January - February - March
Age of Revolution
Europe and America
"Raining cats and dogs"
The War for Independence
This is a big chunk of history, and it took two months to cover. It began with 1775 and Paul Revere's famous Ride, leading to the "shot heard round the world." Then we went year by year and followed General George Washington.
One of the most amazing stories we read about was Henry Knox and his crazy idea to drag a load of cannons and other artillery from upstate New York (Ticonderoga) to Boston . . . in SNOW and across frozen lakes. Because where else was the Continental Army supposed to get weapons to fight the British?
Of course, in 1776, there was that scathing letter to King George, in which men pledged their precious lives and sacred honor to tear away from their royal government and begin a completely new government based on liberty and self-government. They surely understood the dangers of a government that believed it was the source of its citizen's rights; anyone who believes our rights come from government doesn't understand that they are granting that same government the right to revoke those liberties when given the opportunity. Our Founders acknowledged that our rights come from God. (Yes, a higher source than man.)

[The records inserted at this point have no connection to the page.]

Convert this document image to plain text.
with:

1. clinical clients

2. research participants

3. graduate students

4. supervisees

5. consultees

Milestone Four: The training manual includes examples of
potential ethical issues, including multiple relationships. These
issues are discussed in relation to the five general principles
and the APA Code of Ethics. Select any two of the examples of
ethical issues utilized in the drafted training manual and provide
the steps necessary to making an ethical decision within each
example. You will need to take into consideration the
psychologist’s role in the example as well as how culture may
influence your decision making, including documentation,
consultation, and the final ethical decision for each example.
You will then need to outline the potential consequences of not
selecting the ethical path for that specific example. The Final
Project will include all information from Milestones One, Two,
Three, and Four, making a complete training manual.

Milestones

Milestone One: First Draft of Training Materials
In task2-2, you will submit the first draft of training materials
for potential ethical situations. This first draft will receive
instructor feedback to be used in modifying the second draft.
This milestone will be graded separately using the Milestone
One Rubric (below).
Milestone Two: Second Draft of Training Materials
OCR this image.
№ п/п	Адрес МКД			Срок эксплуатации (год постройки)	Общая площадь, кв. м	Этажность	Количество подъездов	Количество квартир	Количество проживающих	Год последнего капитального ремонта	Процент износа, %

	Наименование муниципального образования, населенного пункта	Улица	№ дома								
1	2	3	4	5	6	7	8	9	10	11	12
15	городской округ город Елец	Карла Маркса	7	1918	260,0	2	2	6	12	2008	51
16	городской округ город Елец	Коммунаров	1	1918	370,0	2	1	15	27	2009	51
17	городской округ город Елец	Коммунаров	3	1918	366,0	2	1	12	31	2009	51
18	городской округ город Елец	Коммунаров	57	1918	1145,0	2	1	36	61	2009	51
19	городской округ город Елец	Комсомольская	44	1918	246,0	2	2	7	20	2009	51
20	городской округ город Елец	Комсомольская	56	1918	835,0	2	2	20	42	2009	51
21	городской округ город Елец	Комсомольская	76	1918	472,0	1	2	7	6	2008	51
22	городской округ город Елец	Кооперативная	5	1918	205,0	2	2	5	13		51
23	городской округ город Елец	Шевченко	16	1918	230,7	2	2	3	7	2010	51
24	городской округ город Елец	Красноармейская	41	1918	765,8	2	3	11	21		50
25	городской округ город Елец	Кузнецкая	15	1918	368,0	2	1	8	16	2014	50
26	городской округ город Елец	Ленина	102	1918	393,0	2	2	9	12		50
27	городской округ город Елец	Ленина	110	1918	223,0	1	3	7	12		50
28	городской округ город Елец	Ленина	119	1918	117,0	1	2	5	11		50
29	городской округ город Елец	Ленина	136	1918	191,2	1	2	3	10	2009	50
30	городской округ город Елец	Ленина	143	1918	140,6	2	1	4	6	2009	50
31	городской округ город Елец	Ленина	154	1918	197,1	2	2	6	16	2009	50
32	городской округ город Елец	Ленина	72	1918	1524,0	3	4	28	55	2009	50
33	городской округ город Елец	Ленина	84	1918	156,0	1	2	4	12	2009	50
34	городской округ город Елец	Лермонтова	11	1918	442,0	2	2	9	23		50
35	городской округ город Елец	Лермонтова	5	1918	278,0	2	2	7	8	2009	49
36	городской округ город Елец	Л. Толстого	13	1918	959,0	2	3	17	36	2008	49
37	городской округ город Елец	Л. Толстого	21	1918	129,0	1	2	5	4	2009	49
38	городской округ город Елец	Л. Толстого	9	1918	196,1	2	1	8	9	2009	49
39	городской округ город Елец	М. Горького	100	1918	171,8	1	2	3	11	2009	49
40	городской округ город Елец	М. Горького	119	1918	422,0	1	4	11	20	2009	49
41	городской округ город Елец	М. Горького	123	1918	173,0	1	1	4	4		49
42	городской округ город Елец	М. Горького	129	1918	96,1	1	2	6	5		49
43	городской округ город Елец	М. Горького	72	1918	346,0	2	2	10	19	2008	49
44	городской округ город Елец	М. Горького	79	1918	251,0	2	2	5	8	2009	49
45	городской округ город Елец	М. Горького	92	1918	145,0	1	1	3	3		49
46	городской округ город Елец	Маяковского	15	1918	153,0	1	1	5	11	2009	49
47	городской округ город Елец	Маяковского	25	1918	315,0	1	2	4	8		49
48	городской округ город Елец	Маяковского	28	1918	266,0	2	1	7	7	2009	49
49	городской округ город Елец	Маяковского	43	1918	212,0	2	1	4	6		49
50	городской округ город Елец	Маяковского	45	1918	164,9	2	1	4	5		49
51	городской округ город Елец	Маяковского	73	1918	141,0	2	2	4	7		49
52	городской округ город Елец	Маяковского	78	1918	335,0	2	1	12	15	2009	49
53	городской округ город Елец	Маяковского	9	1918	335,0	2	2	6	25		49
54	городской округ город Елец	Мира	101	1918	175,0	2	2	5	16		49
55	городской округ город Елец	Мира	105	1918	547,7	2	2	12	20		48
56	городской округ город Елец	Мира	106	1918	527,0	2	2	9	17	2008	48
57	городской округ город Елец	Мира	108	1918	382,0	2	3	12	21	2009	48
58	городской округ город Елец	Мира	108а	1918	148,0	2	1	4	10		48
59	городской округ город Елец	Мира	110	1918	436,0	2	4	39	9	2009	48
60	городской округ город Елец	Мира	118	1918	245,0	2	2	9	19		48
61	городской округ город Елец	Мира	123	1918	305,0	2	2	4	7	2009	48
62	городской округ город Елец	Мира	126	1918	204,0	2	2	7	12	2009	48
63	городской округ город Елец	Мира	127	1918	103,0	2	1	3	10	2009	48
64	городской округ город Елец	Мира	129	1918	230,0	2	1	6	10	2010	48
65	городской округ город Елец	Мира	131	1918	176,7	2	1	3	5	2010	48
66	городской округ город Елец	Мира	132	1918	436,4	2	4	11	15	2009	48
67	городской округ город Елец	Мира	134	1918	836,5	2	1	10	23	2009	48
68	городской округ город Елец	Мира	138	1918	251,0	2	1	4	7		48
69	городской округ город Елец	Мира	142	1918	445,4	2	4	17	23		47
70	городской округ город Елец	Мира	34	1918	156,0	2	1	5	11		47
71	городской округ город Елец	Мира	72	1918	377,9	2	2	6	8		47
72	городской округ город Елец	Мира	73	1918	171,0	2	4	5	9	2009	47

1777-1778: We read about Valley Forge during winter and how miserable the Continental Army was. But thank God for Prussian Baron Von Steuben, who joined Washington at Valley Forge and helped transform the Army, raising morale.
1779-1883: We finished up with a somewhat discouraging, though perseverant campaign in the South; but the French arrived just in time came, the British made some mistakes, and Washington won a decisive battle at Yorktown, Virginia, against Cornwallis, to end the Revolutionary War.
|Von Steuben at Valley Forge|
Important Figures in History
Next, we spent a separate month to focus on biographies of important figures in early American history.
John and Abigail Adams
Marquis de Lafayette
We took a couple of months to get through Johnny Tremain. The kids loved this story.
Johnny Tremain - Esther Forbes
American Folklore and Folksongs
We also spent a month reading early American folklore and songs, which the kids also loved. I often caughy them reading ahead, which I wish they would wait because then we may learn new ones together, at the same time.
And here are the poets, composers, and artists we studied during this period:
Charles Wilson Peale
Gilbert StuartJon Trumbull
(Sidebar: during our visit to the California State Capitol building, inside the Assembly chamber, there is a painting of Washington, which is a copy of Gilbert Stuart's Washington portrait, redone by his daughter, Jane Stuart. The kids recognized it right away.)